Market Cap: Is Market Capitalisation Still Relevant for Cryptocurrencies?

Market Capitalisation
Market Capitalisation

One of the main issues with using market capitalisation as an indicator of cryptocurrency investment value is the fact that locked up cryptocurrencies can easily be overlooked by investors. There are significant amounts of cryptocurrencies that are either not in circulation or lost.

 

Market Capitalisation and Cryptocurrencies

A lot of platforms which provide information on market capitalisation do not have enough data to take into account cryptocurrencies that have been lost or are not in circulation. Iceland’s Auroracoin for example, had over $1 billion in market capitalisation in 2014. The valuation was maintained despite the fact a significant proportion of its coins were locked up and unavailable for trade.

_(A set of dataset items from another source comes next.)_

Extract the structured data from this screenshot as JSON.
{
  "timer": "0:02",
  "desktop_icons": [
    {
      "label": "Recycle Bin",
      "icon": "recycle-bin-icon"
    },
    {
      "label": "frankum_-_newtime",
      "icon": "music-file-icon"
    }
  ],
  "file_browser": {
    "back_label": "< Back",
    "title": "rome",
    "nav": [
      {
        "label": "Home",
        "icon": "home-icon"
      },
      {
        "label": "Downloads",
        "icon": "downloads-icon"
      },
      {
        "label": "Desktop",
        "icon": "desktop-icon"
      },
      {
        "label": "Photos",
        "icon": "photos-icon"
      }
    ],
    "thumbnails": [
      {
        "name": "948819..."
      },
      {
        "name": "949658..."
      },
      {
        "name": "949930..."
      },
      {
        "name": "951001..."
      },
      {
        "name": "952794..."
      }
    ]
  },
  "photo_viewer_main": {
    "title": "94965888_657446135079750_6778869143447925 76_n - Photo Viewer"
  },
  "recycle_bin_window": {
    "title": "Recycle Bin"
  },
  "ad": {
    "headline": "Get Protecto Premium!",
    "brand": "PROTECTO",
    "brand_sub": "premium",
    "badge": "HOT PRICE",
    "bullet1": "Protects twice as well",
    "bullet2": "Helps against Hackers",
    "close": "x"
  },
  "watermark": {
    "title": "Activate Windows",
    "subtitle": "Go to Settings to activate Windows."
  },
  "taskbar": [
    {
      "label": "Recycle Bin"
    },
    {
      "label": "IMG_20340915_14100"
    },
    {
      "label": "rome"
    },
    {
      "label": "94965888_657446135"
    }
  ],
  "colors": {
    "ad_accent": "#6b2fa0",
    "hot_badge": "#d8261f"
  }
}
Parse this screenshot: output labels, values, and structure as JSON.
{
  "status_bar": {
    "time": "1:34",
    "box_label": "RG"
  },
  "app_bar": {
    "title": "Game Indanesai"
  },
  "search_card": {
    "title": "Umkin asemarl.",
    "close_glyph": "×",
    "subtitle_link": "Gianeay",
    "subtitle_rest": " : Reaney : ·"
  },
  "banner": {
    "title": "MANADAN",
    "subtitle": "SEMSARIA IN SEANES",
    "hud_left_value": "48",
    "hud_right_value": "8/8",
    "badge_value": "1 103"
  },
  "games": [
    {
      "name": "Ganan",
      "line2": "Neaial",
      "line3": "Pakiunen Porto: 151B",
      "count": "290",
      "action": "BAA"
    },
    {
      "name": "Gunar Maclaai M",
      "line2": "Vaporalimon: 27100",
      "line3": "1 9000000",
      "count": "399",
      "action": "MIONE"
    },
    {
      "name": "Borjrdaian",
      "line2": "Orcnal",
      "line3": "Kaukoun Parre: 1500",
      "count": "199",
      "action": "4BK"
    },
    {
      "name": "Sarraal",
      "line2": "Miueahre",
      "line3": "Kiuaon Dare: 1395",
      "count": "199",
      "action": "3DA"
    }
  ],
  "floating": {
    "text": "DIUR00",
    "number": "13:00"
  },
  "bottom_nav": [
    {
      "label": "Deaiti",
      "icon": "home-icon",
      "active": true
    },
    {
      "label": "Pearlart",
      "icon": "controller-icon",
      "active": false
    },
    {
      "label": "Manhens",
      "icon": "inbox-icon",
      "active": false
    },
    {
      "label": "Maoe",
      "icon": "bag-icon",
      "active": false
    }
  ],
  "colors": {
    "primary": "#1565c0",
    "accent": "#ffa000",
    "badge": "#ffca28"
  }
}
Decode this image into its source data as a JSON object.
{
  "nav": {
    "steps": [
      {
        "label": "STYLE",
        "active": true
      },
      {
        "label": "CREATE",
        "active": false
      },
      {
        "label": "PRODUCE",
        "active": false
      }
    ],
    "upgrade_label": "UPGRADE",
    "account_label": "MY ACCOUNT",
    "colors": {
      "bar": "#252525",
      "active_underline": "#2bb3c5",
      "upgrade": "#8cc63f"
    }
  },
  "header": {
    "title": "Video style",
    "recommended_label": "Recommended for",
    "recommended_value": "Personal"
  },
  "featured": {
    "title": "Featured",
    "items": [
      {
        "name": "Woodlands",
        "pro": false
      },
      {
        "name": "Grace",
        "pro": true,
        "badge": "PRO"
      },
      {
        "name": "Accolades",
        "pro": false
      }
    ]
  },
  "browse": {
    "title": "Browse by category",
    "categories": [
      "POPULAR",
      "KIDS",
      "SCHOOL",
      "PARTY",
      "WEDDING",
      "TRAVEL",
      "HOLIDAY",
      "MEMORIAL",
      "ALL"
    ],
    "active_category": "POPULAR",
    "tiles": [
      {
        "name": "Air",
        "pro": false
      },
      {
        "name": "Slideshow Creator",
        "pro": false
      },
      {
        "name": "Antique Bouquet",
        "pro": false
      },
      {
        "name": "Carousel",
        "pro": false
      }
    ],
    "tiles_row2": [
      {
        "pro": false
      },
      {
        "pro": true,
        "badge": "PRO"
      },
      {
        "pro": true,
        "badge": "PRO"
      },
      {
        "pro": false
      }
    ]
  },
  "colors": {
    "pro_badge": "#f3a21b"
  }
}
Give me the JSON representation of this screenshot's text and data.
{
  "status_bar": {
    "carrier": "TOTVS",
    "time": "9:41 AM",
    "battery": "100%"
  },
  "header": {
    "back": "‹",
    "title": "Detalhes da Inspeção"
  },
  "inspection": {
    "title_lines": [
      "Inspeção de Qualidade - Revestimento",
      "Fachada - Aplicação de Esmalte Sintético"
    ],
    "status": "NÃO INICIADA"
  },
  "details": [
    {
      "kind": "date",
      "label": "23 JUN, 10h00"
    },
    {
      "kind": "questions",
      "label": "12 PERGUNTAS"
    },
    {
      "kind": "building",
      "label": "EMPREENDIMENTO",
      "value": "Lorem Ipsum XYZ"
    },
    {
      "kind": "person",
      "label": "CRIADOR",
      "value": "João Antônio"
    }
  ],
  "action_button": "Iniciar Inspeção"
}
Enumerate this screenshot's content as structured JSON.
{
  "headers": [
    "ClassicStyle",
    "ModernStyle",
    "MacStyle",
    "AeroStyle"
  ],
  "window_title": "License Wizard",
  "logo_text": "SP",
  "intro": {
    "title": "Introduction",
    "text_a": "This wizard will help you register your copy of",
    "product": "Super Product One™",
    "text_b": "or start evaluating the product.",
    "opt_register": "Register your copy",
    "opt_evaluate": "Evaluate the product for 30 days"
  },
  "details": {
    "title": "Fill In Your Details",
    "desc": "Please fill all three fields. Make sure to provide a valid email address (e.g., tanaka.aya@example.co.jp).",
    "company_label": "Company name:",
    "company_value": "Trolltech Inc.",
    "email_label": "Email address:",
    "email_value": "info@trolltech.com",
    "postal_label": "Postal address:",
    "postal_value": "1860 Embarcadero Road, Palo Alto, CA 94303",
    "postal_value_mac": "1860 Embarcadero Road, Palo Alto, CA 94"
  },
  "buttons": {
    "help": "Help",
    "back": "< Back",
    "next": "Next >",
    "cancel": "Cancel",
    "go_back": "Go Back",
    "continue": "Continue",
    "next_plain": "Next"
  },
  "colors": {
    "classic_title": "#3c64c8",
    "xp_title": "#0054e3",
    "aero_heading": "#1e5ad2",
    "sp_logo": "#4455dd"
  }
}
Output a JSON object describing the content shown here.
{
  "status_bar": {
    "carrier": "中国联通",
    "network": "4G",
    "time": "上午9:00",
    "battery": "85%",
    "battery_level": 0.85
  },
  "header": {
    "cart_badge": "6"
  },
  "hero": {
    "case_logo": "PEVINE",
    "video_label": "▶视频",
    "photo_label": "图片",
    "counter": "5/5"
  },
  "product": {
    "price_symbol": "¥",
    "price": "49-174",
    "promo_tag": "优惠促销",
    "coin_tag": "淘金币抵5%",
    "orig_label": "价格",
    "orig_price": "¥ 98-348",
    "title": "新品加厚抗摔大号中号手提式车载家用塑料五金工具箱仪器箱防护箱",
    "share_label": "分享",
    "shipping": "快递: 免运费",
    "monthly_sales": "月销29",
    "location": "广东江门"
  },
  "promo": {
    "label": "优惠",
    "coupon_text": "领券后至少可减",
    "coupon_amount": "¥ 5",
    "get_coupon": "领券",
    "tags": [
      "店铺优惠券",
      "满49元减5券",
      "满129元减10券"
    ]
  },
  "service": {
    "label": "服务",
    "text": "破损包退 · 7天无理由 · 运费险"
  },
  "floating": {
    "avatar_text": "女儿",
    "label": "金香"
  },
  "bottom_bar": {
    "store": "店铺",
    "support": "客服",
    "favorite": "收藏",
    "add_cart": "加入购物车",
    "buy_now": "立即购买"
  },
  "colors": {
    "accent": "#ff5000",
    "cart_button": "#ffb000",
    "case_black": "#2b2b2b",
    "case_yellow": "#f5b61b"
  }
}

In reality, the market capitalisation of the coin was over $10 million.
In some cases, the teams behind cryptocurrency projects choose to invest their cryptocurrencies into other projects without giving the public enough information about their activities. More dubious projects choose to try and replace the coins that they have sold to invest in other projects. This is one of the reasons why investors may consider pre-mined coins as a red flag when analysing coins to invest in. Pre-mined coins do not require a mining process. Mining is a key feature of sound cryptocurrencies. Mining processes prevent fraudulent practices and inflationary pressure on coins. In the case of projects with pre-mined coins, early investors can easily keep their holdings off exchanges without changing the market capitalisation.

Metcalife’s Law

Metcalfe’s law can serve as a better resource for comparing cryptocurrencies. The law states that a value of a network is proportional to the square of its number of users. It measures the value of a network. Analysts use it to predict when best to leave a market. Researchers using the law can predict market crashes using data from the past. The law is based on the assumption that the measure of value for cryptocurrencies is base on the network of people who use the cryptocurrencies. Researchers assert that once Bitcoin is valued using this method, it will become possible to determine whether it is overvalued. Users on a network reflect the amount of activity on a cryptocurrency taking place.

A potential disadvantage of Metcalfe’s law is that it may not present a clear picture of the reasons for an increase in users on a cryptocurrency network. A cryptocurrency network may have low transaction fees which increases the amount of users on it but trading volumes may not be proportional to the user base.

Liquidity

Liquidity of a cryptocurrency can shed light on the trading activity taking place. Low amounts of trading could be indicative of high risks of dumps by groups who hold most of the coins. Monthly volumes can also serve to give a clearer picture of market demand for cryptocurrencies. Monthly volume may be considered as a better indicator for investments than daily volumes. Daily volumes are harder to base decisions on due to volatility.